Key Responsibilities:
- Design and Build AI Infrastructure:
- Architect and implement scalable infrastructure that supports AI workloads, including machine learning model training, large-scale data processing, and real-time inference. You'll design solutions that ensure high availability, fault tolerance, and performance optimization.
- Collaborate with data scientists and engineers to build pipelines that automate the end-to-end machine learning lifecycle, from data ingestion to model training, deployment, and monitoring. You'll ensure smooth integration of AI models into production environments.
- Implement strategies to optimize compute resources for AI workloads, including GPU/TPU provisioning, memory management, and parallel processing. You'll ensure that infrastructure is optimized for the unique demands of AI and machine learning tasks.
- Manage cloud-based AI platforms (AWS, GCP, Azure) as well as on-premise infrastructure for AI development. You'll handle everything from infrastructure as code (IaC) to container orchestration (Docker, Kubernetes), ensuring seamless scalability and automation.
- Implement and maintain CI/CD pipelines for machine learning models to enable rapid experimentation, testing, and deployment. You'll automate workflows, model updates, and monitor the performance of AI systems in production.
- Ensure that the AI infrastructure complies with security best practices and regulatory requirements. You'll implement robust access controls, encryption, and other security measures to protect sensitive data and AI models.
- Continuously monitor the health and performance of AI infrastructure, identifying bottlenecks, reducing latency, and troubleshooting issues. You'll ensure the reliability of systems, optimizing them as AI demands grow.
Required Skills:
- AI Infrastructure Expertise: Deep experience in designing and building infrastructure that supports AI and machine learning workloads. You're familiar with both cloud and on-premise infrastructure solutions and know how to optimize them for AI.
- Cloud Platforms and Tools: Strong experience with cloud platforms like AWS, GCP, or Azure, particularly with AI services and infrastructure management. You're comfortable with tools like SageMaker, AI Platform, or Azure ML, as well as container orchestration with Kubernetes.
- Automation and DevOps: Expertise in automating infrastructure provisioning and model deployment using tools such as Terraform, Ansible, Jenkins, or GitLab CI. You're skilled at managing CI/CD pipelines for AI model deployment.
- GPU/TPU Optimization: Hands-on experience with GPU/TPU optimization for machine learning and deep learning tasks. You understand how to manage compute resources to maximize efficiency for AI workloads.
- Security and Compliance: Strong understanding of security best practices, including data encryption, access management, and compliance with regulations like GDPR and HIPAA.
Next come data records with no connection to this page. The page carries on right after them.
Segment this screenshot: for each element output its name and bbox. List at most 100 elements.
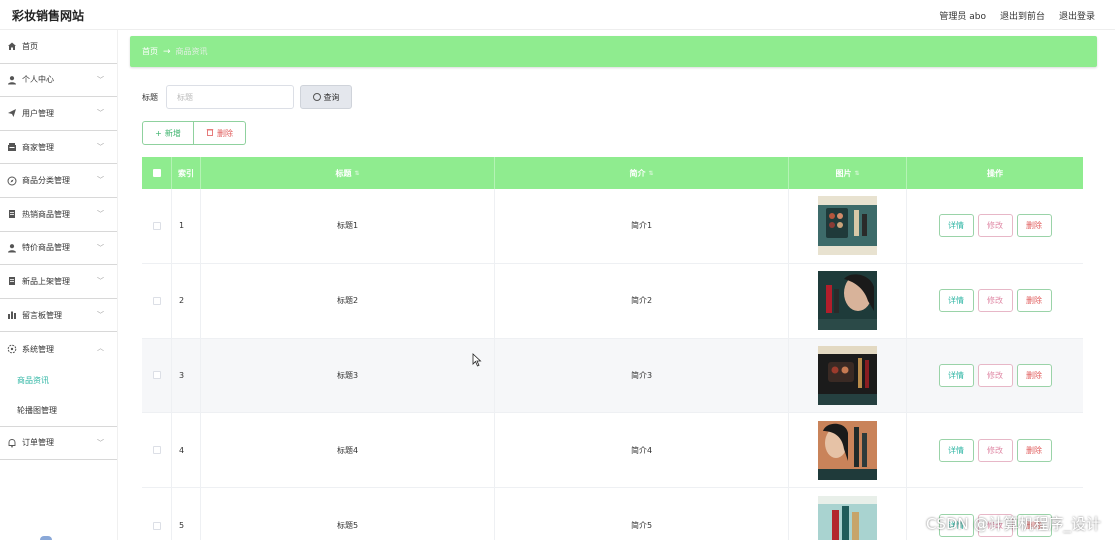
sidebar-item-label: 用户管理 [22, 108, 54, 118]
row-index: 3 [172, 338, 201, 413]
add-button[interactable]: + 新增 [142, 121, 194, 145]
compass-icon [7, 176, 17, 186]
sidebar-item-label: 商品分类管理 [22, 176, 70, 186]
edit-button[interactable]: 修改 [977, 214, 1013, 238]
logout-link[interactable]: 退出登录 [1059, 9, 1095, 22]
sidebar: 首页 个人中心 ﹀ 用户管理 ﹀ 商家管理 ﹀ 商品分类管理 ﹀ 热销商品管理 … [0, 30, 118, 540]
sidebar-item-category[interactable]: 商品分类管理 ﹀ [0, 164, 117, 198]
edit-button[interactable]: 修改 [977, 438, 1013, 462]
sidebar-item-label: 个人中心 [22, 75, 54, 85]
row-image-cell [789, 189, 907, 263]
shop-icon [7, 142, 17, 152]
query-button[interactable]: 查询 [300, 85, 352, 109]
row-image-cell [789, 413, 907, 488]
home-icon [7, 41, 17, 51]
row-intro: 简介1 [495, 189, 789, 263]
plus-icon: + [155, 128, 162, 138]
action-row: + 新增 删除 [142, 121, 246, 145]
sidebar-item-system[interactable]: 系统管理 ︿ [0, 332, 117, 366]
chevron-down-icon: ﹀ [97, 109, 104, 118]
sidebar-item-label: 新品上架管理 [22, 276, 70, 286]
row-intro: 简介3 [495, 338, 789, 413]
sort-icon: ⇅ [354, 169, 360, 177]
row-operations: 详情 修改 删除 [907, 339, 1083, 413]
header-title-label: 标题 [335, 168, 352, 178]
search-input[interactable] [166, 85, 294, 109]
news-table: 索引 标题 ⇅ 简介 ⇅ 图片 ⇅ 操作 1 标题1 简介1 详情 修改 删除 … [142, 157, 1083, 540]
breadcrumb: 首页 → 商品资讯 [130, 36, 1097, 67]
delete-button[interactable]: 删除 [1016, 438, 1052, 462]
sidebar-item-profile[interactable]: 个人中心 ﹀ [0, 64, 117, 98]
header-image-label: 图片 [835, 168, 852, 178]
back-to-front-link[interactable]: 退出到前台 [1000, 9, 1045, 22]
chevron-down-icon: ﹀ [97, 75, 104, 84]
breadcrumb-separator: → [163, 46, 171, 57]
scroll-indicator[interactable] [40, 536, 52, 540]
detail-button[interactable]: 详情 [938, 289, 974, 313]
trash-icon [206, 128, 214, 138]
table-header: 索引 标题 ⇅ 简介 ⇅ 图片 ⇅ 操作 [142, 157, 1083, 189]
delete-button[interactable]: 删除 [1016, 289, 1052, 313]
header-operation: 操作 [907, 157, 1083, 189]
sidebar-item-label: 特价商品管理 [22, 243, 70, 253]
row-operations: 详情 修改 删除 [907, 413, 1083, 487]
row-index: 1 [172, 189, 201, 263]
sidebar-item-special[interactable]: 特价商品管理 ﹀ [0, 232, 117, 266]
top-right-links: 管理员 abo 退出到前台 退出登录 [939, 9, 1095, 22]
row-image-cell [789, 263, 907, 338]
chart-icon [7, 310, 17, 320]
sidebar-item-users[interactable]: 用户管理 ﹀ [0, 97, 117, 131]
row-checkbox[interactable] [142, 413, 172, 488]
detail-button[interactable]: 详情 [938, 438, 974, 462]
document-icon [7, 209, 17, 219]
delete-button[interactable]: 删除 [1016, 214, 1052, 238]
edit-button[interactable]: 修改 [977, 289, 1013, 313]
row-image-cell [789, 488, 907, 540]
header-intro[interactable]: 简介 ⇅ [495, 157, 789, 189]
site-brand: 彩妆销售网站 [12, 9, 85, 23]
sidebar-item-merchants[interactable]: 商家管理 ﹀ [0, 131, 117, 165]
header-title[interactable]: 标题 ⇅ [201, 157, 495, 189]
sidebar-item-messages[interactable]: 留言板管理 ﹀ [0, 299, 117, 333]
header-image[interactable]: 图片 ⇅ [789, 157, 907, 189]
row-checkbox[interactable] [142, 263, 172, 338]
detail-button[interactable]: 详情 [938, 363, 974, 387]
chevron-down-icon: ﹀ [97, 277, 104, 286]
row-checkbox[interactable] [142, 338, 172, 413]
product-thumbnail [818, 345, 877, 405]
main-content: 首页 → 商品资讯 标题 查询 + 新增 删除 索引 标题⇅ 简介⇅ 图片⇅ [128, 30, 1098, 540]
product-thumbnail [818, 496, 877, 540]
sidebar-item-hot[interactable]: 热销商品管理 ﹀ [0, 198, 117, 232]
search-icon [312, 93, 321, 101]
delete-button[interactable]: 删除 [1016, 363, 1052, 387]
header-operation-label: 操作 [987, 168, 1003, 178]
edit-button[interactable]: 修改 [977, 363, 1013, 387]
checkbox-icon [152, 169, 161, 177]
row-image-cell [789, 338, 907, 413]
sidebar-subitem-carousel[interactable]: 轮播图管理 [0, 396, 117, 426]
batch-delete-button[interactable]: 删除 [194, 121, 246, 145]
row-title: 标题5 [201, 488, 495, 540]
system-submenu: 商品资讯 轮播图管理 [0, 366, 117, 426]
detail-button[interactable]: 详情 [938, 214, 974, 238]
settings-icon [7, 344, 17, 354]
row-intro: 简介4 [495, 413, 789, 488]
row-title: 标题2 [201, 263, 495, 338]
header-select-all[interactable] [142, 157, 172, 189]
sidebar-item-new[interactable]: 新品上架管理 ﹀ [0, 265, 117, 299]
breadcrumb-home[interactable]: 首页 [142, 46, 158, 57]
send-icon [7, 108, 17, 118]
row-intro: 简介5 [495, 488, 789, 540]
search-label: 标题 [142, 92, 158, 102]
query-button-label: 查询 [323, 92, 340, 102]
sidebar-item-home[interactable]: 首页 [0, 30, 117, 64]
sidebar-subitem-news[interactable]: 商品资讯 [0, 366, 117, 396]
sidebar-item-orders[interactable]: 订单管理 ﹀ [0, 425, 117, 460]
sidebar-item-label: 热销商品管理 [22, 209, 70, 219]
row-checkbox[interactable] [142, 488, 172, 540]
row-intro: 简介2 [495, 263, 789, 338]
product-thumbnail [818, 196, 877, 256]
row-checkbox[interactable] [142, 189, 172, 263]
sidebar-item-label: 订单管理 [22, 438, 54, 448]
chevron-down-icon: ﹀ [97, 243, 104, 252]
- Bachelor's or Master's degree in Computer Science, Engineering, Data Science, or a related field. Equivalent experience in AI infrastructure or DevOps is highly valued.
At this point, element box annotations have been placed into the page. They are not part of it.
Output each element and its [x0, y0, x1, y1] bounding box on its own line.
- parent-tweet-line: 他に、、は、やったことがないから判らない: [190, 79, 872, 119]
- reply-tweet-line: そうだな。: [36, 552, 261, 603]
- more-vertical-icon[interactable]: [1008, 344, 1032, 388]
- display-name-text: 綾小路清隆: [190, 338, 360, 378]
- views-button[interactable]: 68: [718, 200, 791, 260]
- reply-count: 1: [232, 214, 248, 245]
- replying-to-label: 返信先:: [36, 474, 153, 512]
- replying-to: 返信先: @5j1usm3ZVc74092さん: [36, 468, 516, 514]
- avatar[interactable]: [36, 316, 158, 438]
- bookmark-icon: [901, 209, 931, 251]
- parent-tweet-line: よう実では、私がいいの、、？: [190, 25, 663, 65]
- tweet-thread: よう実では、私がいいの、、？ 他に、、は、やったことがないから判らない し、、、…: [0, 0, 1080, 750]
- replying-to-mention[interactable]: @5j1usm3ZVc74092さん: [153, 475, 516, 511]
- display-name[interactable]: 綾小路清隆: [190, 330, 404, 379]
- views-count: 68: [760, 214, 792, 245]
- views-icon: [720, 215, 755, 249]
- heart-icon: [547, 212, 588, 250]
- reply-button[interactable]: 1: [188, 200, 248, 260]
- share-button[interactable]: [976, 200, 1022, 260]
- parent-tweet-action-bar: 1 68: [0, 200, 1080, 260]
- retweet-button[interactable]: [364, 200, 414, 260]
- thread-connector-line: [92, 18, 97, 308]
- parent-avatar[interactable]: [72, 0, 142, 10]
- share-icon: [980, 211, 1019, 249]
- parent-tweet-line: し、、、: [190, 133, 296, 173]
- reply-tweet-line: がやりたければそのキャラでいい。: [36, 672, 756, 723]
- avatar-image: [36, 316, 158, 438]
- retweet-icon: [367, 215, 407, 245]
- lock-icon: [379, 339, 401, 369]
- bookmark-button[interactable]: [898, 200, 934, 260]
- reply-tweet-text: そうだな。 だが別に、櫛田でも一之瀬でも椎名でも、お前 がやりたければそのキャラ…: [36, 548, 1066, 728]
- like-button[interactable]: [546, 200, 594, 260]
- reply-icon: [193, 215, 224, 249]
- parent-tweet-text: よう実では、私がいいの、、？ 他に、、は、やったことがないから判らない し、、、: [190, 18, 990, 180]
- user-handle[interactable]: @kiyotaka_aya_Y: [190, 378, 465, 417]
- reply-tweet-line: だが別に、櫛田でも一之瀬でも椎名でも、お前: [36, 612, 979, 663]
- Certifications in cloud platforms (AWS, GCP, Azure) or DevOps tools are a plus.
- 3+ years of experience in infrastructure engineering, with a focus on building and maintaining AI or machine learning infrastructure in production environments.
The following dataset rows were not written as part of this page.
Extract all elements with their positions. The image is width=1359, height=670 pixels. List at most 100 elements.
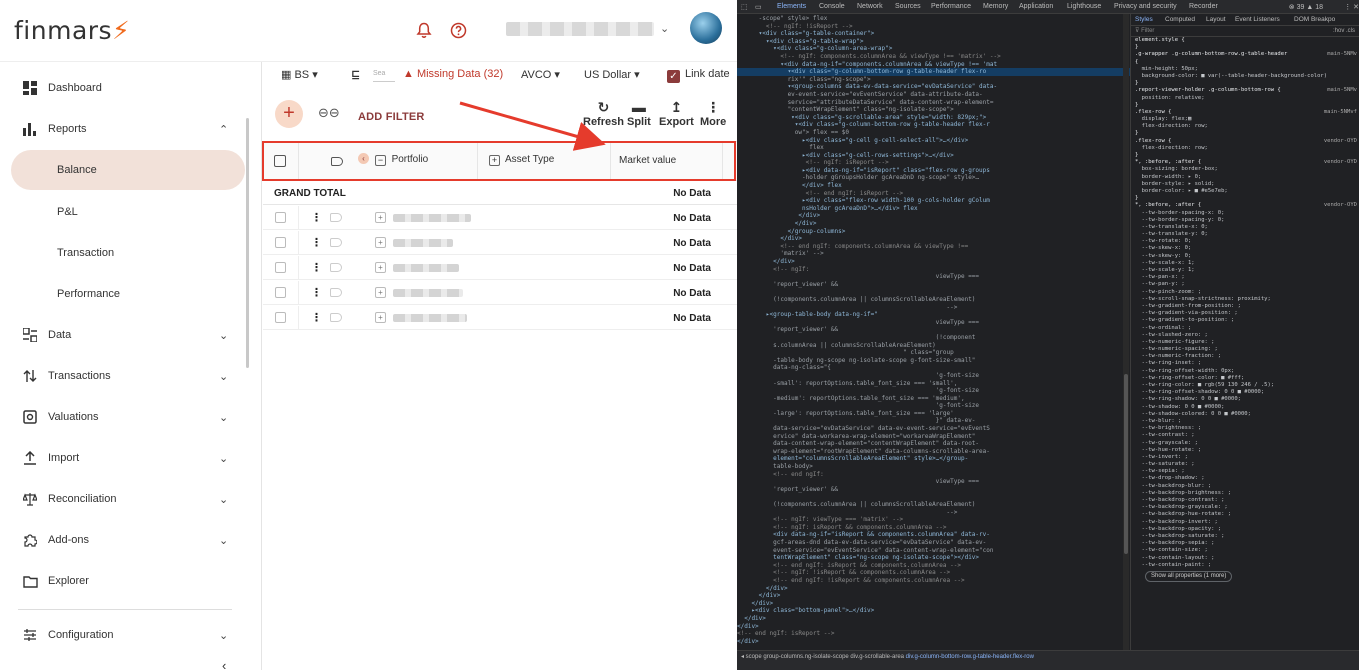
- style-rule-line[interactable]: border-color: ▸ ■ #e5e7eb;: [1131, 188, 1359, 195]
- dom-node-line[interactable]: 'g-font-size: [737, 372, 1130, 380]
- style-rule-line[interactable]: --tw-blur: ;: [1131, 418, 1359, 425]
- dom-node-line[interactable]: </div>: [737, 623, 1130, 631]
- style-rule-line[interactable]: --tw-pinch-zoom: ;: [1131, 289, 1359, 296]
- dom-node-line[interactable]: <!-- ngIf:: [737, 266, 1130, 274]
- chevron-down-icon[interactable]: ⌄: [219, 629, 228, 642]
- dom-node-line[interactable]: }" data-ev-: [737, 417, 1130, 425]
- tag-icon[interactable]: [331, 157, 343, 166]
- style-rule-line[interactable]: --tw-ring-offset-shadow: 0 0 ■ #0000;: [1131, 389, 1359, 396]
- dom-node-line[interactable]: </div>: [737, 615, 1130, 623]
- dom-node-line[interactable]: 'matrix' -->: [737, 250, 1130, 258]
- style-rule-line[interactable]: element.style {: [1131, 37, 1359, 44]
- dom-node-line[interactable]: -->: [737, 304, 1130, 312]
- dom-node-line[interactable]: 'g-font-size: [737, 387, 1130, 395]
- dom-node-line[interactable]: 'report_viewer' &&: [737, 281, 1130, 289]
- expand-row-icon[interactable]: +: [375, 237, 386, 248]
- tab-memory[interactable]: Memory: [983, 3, 1008, 10]
- dom-node-line[interactable]: </div>: [737, 258, 1130, 266]
- dom-node-line[interactable]: <!-- end ngIf: isReport -->: [737, 630, 1130, 638]
- style-rule-line[interactable]: --tw-backdrop-contrast: ;: [1131, 497, 1359, 504]
- style-rule-line[interactable]: .report-viewer-holder .g-column-bottom-r…: [1131, 87, 1359, 94]
- dom-node-line[interactable]: viewType ===: [737, 478, 1130, 486]
- sidebar-subitem-pnl[interactable]: P&L: [11, 192, 245, 232]
- style-source-link[interactable]: vendor-OYD: [1324, 138, 1357, 145]
- style-rule-line[interactable]: --tw-contain-size: ;: [1131, 547, 1359, 554]
- dom-node-line[interactable]: </div>: [737, 585, 1130, 593]
- sidebar-item-transactions[interactable]: Transactions ⌄: [0, 356, 246, 396]
- sidebar-subitem-transaction[interactable]: Transaction: [11, 233, 245, 273]
- expand-row-icon[interactable]: +: [375, 287, 386, 298]
- dom-node-line[interactable]: </div> flex: [737, 182, 1130, 190]
- tab-computed[interactable]: Computed: [1165, 16, 1195, 23]
- dom-node-line[interactable]: ▸<div data-ng-if="isReport" class="flex-…: [737, 167, 1130, 175]
- style-rules[interactable]: element.style {} .g-wrapper .g-column-bot…: [1131, 37, 1359, 569]
- sidebar-item-reconciliation[interactable]: Reconciliation ⌄: [0, 479, 246, 519]
- row-menu-icon[interactable]: ⋮: [311, 261, 322, 274]
- style-rule-line[interactable]: --tw-backdrop-blur: ;: [1131, 483, 1359, 490]
- style-rule-line[interactable]: --tw-skew-x: 0;: [1131, 245, 1359, 252]
- dom-node-line[interactable]: -large': reportOptions.table_font_size =…: [737, 410, 1130, 418]
- dom-node-line[interactable]: ▸<div class="g-cell-rows-settings">…</di…: [737, 152, 1130, 160]
- dom-node-line[interactable]: " class="group: [737, 349, 1130, 357]
- collapse-groups-icon[interactable]: ‹: [358, 153, 369, 164]
- dom-node-line[interactable]: 'report_viewer' &&: [737, 326, 1130, 334]
- dom-node-line[interactable]: (!component: [737, 334, 1130, 342]
- avatar[interactable]: [690, 12, 722, 44]
- row-menu-icon[interactable]: ⋮: [311, 211, 322, 224]
- style-rule-line[interactable]: position: relative;: [1131, 95, 1359, 102]
- style-rule-line[interactable]: {: [1131, 59, 1359, 66]
- style-rule-line[interactable]: --tw-contain-layout: ;: [1131, 555, 1359, 562]
- dom-node-line[interactable]: element="columnsScrollableAreaElement" s…: [737, 455, 1130, 463]
- dom-node-line[interactable]: (!components.columnArea || columnsScroll…: [737, 501, 1130, 509]
- dom-node-line[interactable]: nsHolder gcAreaDnD">…</div> flex: [737, 205, 1130, 213]
- bell-icon[interactable]: [413, 19, 435, 41]
- help-icon[interactable]: [447, 19, 469, 41]
- style-rule-line[interactable]: --tw-invert: ;: [1131, 454, 1359, 461]
- style-source-link[interactable]: main-5NMv: [1327, 87, 1357, 94]
- row-checkbox[interactable]: [275, 237, 286, 248]
- sidebar-item-valuations[interactable]: Valuations ⌄: [0, 397, 246, 437]
- dom-node-line[interactable]: ▸<div class="g-cell g-cell-select-all">……: [737, 137, 1130, 145]
- style-rule-line[interactable]: --tw-numeric-figure: ;: [1131, 339, 1359, 346]
- dom-node-line[interactable]: <!-- ngIf: components.columnArea && view…: [737, 53, 1130, 61]
- dom-node-line[interactable]: event-service="evEventService" data-cont…: [737, 547, 1130, 555]
- table-row[interactable]: ⋮ + No Data: [263, 206, 737, 230]
- dom-node-line[interactable]: service="attributeDataService" data-cont…: [737, 99, 1130, 107]
- dom-node-line[interactable]: 'g-font-size: [737, 402, 1130, 410]
- table-row[interactable]: ⋮ + No Data: [263, 306, 737, 330]
- breadcrumb-item[interactable]: div.g-column-bottom-row.g-table-header.f…: [904, 654, 1034, 660]
- dom-node-line[interactable]: ▾<div class="g-column-area-wrap">: [737, 45, 1130, 53]
- styles-filter-input[interactable]: ⊽ Filter :hov .cls: [1131, 26, 1359, 37]
- dom-node-line[interactable]: ▾<div class="g-column-bottom-row g-table…: [737, 68, 1130, 76]
- style-rule-line[interactable]: background-color: ■ var(--table-header-b…: [1131, 73, 1359, 80]
- issue-badges[interactable]: ⊗ 39 ▲ 18: [1289, 3, 1323, 11]
- style-rule-line[interactable]: }: [1131, 44, 1359, 51]
- logo[interactable]: finmars⚡: [14, 16, 130, 45]
- user-name-redacted[interactable]: [506, 22, 654, 36]
- column-header-asset-type[interactable]: + Asset Type: [489, 154, 554, 166]
- inspect-icon[interactable]: ⬚: [741, 3, 748, 11]
- tab-privacy-security[interactable]: Privacy and security: [1114, 3, 1177, 10]
- dom-node-line[interactable]: </div>: [737, 600, 1130, 608]
- table-row[interactable]: ⋮ + No Data: [263, 281, 737, 305]
- dom-node-line[interactable]: ▸<div class="bottom-panel">…</div>: [737, 607, 1130, 615]
- style-rule-line[interactable]: --tw-backdrop-brightness: ;: [1131, 490, 1359, 497]
- dom-node-line[interactable]: <!-- ngIf: !isReport -->: [737, 23, 1130, 31]
- refresh-button[interactable]: ↻ Refresh: [583, 100, 624, 128]
- style-rule-line[interactable]: --tw-pan-x: ;: [1131, 274, 1359, 281]
- row-checkbox[interactable]: [275, 212, 286, 223]
- row-checkbox[interactable]: [275, 312, 286, 323]
- style-rule-line[interactable]: --tw-scale-y: 1;: [1131, 267, 1359, 274]
- tab-recorder[interactable]: Recorder: [1189, 3, 1218, 10]
- style-rule-line[interactable]: }: [1131, 80, 1359, 87]
- style-rule-line[interactable]: --tw-scroll-snap-strictness: proximity;: [1131, 296, 1359, 303]
- user-menu-chevron-icon[interactable]: ⌄: [660, 22, 669, 35]
- style-rule-line[interactable]: --tw-gradient-from-position: ;: [1131, 303, 1359, 310]
- chevron-down-icon[interactable]: ⌄: [219, 493, 228, 506]
- dom-node-line[interactable]: ev-event-service="evEventService" data-a…: [737, 91, 1130, 99]
- tab-styles[interactable]: Styles: [1135, 16, 1153, 23]
- style-rule-line[interactable]: --tw-translate-y: 0;: [1131, 231, 1359, 238]
- row-checkbox[interactable]: [275, 287, 286, 298]
- elements-scrollbar[interactable]: [1123, 14, 1129, 656]
- dom-node-line[interactable]: 'report_viewer' &&: [737, 486, 1130, 494]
- Proven experience with cloud services, containerization, orchestration tools, and optimizing infrastructure for AI workloads.
- Experience working with data scientists and machine learning engineers to support model development, testing, and deployment.
Benefits
Health and Wellness: Comprehensive medical, dental, and vision insurance plans with low co-pays and premiums.
Paid Time Off: Competitive vacation, sick leave, and 20 paid holidays per year.
Work-Life Balance: Flexible work schedules and telecommuting options.
Professional Development: Opportunities for training, certification reimbursement, and career advancement programs.
Wellness Programs: Access to wellness programs, including gym memberships, health screenings, and mental health resources.
Life and Disability Insurance: Life insurance and short-term/long-term disability coverage.
Employee Assistance Program (EAP): Confidential counseling and support services for personal and professional challenges.
Tuition Reimbursement: Financial assistance for continuing education and professional development.
Community Engagement: Opportunities to participate in community service and volunteer activities.
Recognition Programs: Employee recognition programs to celebrate achievements and milestones.